Sia
Sylvester Stallone che Robert De Niro oltre alle origini italiane hanno
in comune un illustre passato pugilistico, come attori s’intende.
Stallone con il fortunatissimo ciclo dei “Rocky”, De Niro con quel “Toro
Scatenato” che gli procurò l’Oscar. E della saga dei “Rocky” questo “Il
grande match” (2013) rappresenta una sorta di postilla:
l’ammaccatissimo Stallone disputa un
ultimo disperato incontro con l’anziano De Niro, ancora indomabile.
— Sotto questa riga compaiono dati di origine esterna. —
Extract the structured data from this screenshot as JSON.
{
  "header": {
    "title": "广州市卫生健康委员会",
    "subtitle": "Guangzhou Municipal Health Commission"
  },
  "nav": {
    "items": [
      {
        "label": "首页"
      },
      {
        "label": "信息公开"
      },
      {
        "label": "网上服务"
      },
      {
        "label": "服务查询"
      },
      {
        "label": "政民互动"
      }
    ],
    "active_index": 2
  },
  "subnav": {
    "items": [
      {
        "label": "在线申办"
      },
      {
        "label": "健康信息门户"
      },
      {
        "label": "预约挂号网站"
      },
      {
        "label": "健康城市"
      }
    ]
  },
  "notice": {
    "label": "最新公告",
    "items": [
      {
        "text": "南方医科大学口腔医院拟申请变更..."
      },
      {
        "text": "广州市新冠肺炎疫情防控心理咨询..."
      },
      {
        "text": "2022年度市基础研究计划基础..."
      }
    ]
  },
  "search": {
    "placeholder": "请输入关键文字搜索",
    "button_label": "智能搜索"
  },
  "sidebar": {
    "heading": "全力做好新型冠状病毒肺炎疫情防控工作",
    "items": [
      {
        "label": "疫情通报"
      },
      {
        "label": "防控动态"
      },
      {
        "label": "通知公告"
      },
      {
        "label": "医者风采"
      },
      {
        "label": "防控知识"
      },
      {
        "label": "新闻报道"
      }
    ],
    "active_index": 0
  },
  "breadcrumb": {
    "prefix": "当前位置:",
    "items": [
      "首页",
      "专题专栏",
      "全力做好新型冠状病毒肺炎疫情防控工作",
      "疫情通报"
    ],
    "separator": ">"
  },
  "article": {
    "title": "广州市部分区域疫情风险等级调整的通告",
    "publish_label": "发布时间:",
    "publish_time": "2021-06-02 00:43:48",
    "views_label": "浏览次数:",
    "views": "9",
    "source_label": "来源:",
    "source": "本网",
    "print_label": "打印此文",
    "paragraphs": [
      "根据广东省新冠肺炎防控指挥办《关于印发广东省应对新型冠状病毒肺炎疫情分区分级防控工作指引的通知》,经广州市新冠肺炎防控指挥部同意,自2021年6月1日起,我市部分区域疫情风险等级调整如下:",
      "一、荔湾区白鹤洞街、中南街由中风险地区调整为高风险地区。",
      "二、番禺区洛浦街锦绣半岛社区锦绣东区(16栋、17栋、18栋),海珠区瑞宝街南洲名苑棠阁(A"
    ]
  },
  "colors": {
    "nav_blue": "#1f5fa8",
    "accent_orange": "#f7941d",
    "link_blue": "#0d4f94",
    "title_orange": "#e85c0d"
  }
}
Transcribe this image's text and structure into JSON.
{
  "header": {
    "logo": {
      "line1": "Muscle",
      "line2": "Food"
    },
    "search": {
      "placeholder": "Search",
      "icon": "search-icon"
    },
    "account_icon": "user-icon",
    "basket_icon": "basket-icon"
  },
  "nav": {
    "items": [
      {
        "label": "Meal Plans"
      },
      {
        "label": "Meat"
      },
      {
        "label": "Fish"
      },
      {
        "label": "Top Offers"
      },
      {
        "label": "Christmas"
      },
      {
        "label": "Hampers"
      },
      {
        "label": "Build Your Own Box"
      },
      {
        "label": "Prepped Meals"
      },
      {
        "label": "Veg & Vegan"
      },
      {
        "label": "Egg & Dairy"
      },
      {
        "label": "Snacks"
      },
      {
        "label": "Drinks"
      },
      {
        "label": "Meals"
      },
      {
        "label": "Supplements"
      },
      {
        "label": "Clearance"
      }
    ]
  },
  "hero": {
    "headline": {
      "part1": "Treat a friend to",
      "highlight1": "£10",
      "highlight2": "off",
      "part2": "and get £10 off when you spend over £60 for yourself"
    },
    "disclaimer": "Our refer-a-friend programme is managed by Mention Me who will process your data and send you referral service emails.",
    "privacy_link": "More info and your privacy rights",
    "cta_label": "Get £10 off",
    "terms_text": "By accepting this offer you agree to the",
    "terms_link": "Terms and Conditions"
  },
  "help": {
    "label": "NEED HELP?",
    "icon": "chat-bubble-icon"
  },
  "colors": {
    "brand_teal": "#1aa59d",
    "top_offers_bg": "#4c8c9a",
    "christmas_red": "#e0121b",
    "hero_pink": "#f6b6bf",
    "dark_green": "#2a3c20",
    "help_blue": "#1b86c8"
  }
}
Henry "Razor" Sharp e Billy "The Kid" McDonnen sono due pugili rivali di
Pittsburgh, ormai in pensione. Entrambi, imbattuti e all'apice delle
loro carriere, si sono affrontati due volte, vincendo un incontro a
testa. E questa è l’ultima sfida fra due rivali, in pugilato come in
amore: perché fra i due c’è la presenza di Kim Basinger che ama il primo
ma che al secondo ha regalato un figlio. Insomma un bel groviglio
sentimental-sportivo con i due colossi malconci ma non domi, litigiosi
ma in fondo legati a doppio filo nello sport come nella vita.
Scritto
con garbo e con altrettanto garbo diretto da Peter Segal il film, zeppo
di citazioni (dall’allenamento di Rocky alle smorfie di Jack La Motta) e
con Alan Arkin che cesella da par suo il ruolo del vecchio allenatore, è
anche una prova di forza per i due stagionati attori: Sylvester
Stallone ripete il suo personaggio, scritto in modo saggiamente
commisurato alle sue capacità e ai suoi limiti, e Robert De Niro, come
sempre meraviglioso gigione, che costruisce il suo con il solito
risvolto autoironico, sequenza dopo sequenza. Un film per una vasta
audience ma che fa l’occhietto al “come eravamo”.